IŞİD
Davutoğlu'ndan Suriye'de yabancı savaşçılar uyarısı
Başbakan Ahmet Davutoğlu, BM Genel Sekreteri Ban Ki-moon ile görüşmesinden sonra basın toplantısı düzenledi. Davutoğlu Türkiye'nin Suriye'de IŞİD'e karşı olduğu kadar Lübnan ve İran'dan gelen diğer yabancı savaşçılara da karşı olduğunu söyledi.

başbakan ahmet davutoğlu, bm ziyareti kapsamında genel sekreter ban ki-moon ile görüştü. görüşme sonrası basın toplantısı düzenleyen davutoğlu; suriye'deki iç savaş, irak'ta işid ile mücadele ve türkiye-mısır ilişkileri konularında mesajlar verdi.

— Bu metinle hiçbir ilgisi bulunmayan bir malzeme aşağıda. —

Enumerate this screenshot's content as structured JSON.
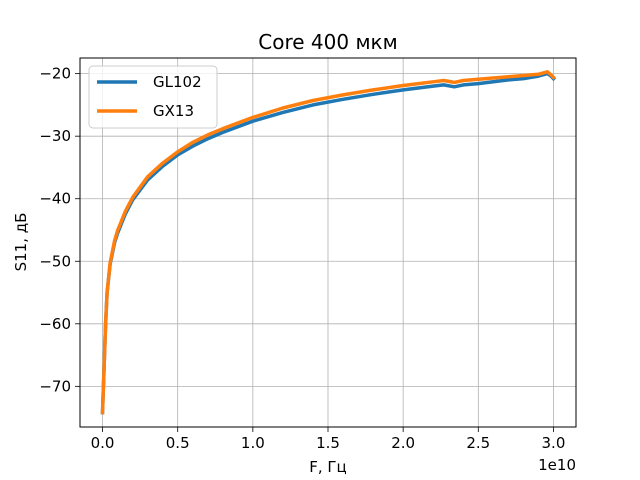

başbakan türkiye'nin suriye’den gelen 2 milyon kişiye kucağını açtığını vurgularken, "sadece kamplarda yaşayanlara 5 milyardan fazla para harcadık. bu tip şeyleri yapmak bm ve bmgk’nın sorumluluğundadır. biz türkiye’ye erişenlere ulaşıyoruz ama suriye’de yaşayanlara biz ulaşamıyoruz" dedi.
"rejimi destekleyen yabancı savaşçılara da karşıyız"
davutoğlu, genel sekreter ban ile halep’teki son gelişmeleri değerlendirdiklerini belirterek, "deaş ile terör örgütü olarak mücadele etmek bizim de ortak çabalarımız arasındadır. ama rejimi destekleyen yabancı savaşçılara da karşıyız. lübnan ve diğer ülkelerden gelen savaşçılara da karşıyız. suriye halkı iki gücün arasında ezilmemeli. baskıcı bir rejim ve terör örgütü arasında kalmamalı. barış içinde mezhep farklılıkları içinde yaşamaya odaklı bir çözüm olmalı" dedi.
irak ile suriye arasında fark olduğunu ifade eden davutoğlu, "irak’taki durum suriye’dekinden farklı. bağdat’ta meşru bir hükümet var" dedi. kuzey irak'taki kürt bölgesi için de "kürt bölgesi'nin istikrarı için peşmergeyi de destekliyoruz. musul halkını da destekliyoruz" diye konuştu.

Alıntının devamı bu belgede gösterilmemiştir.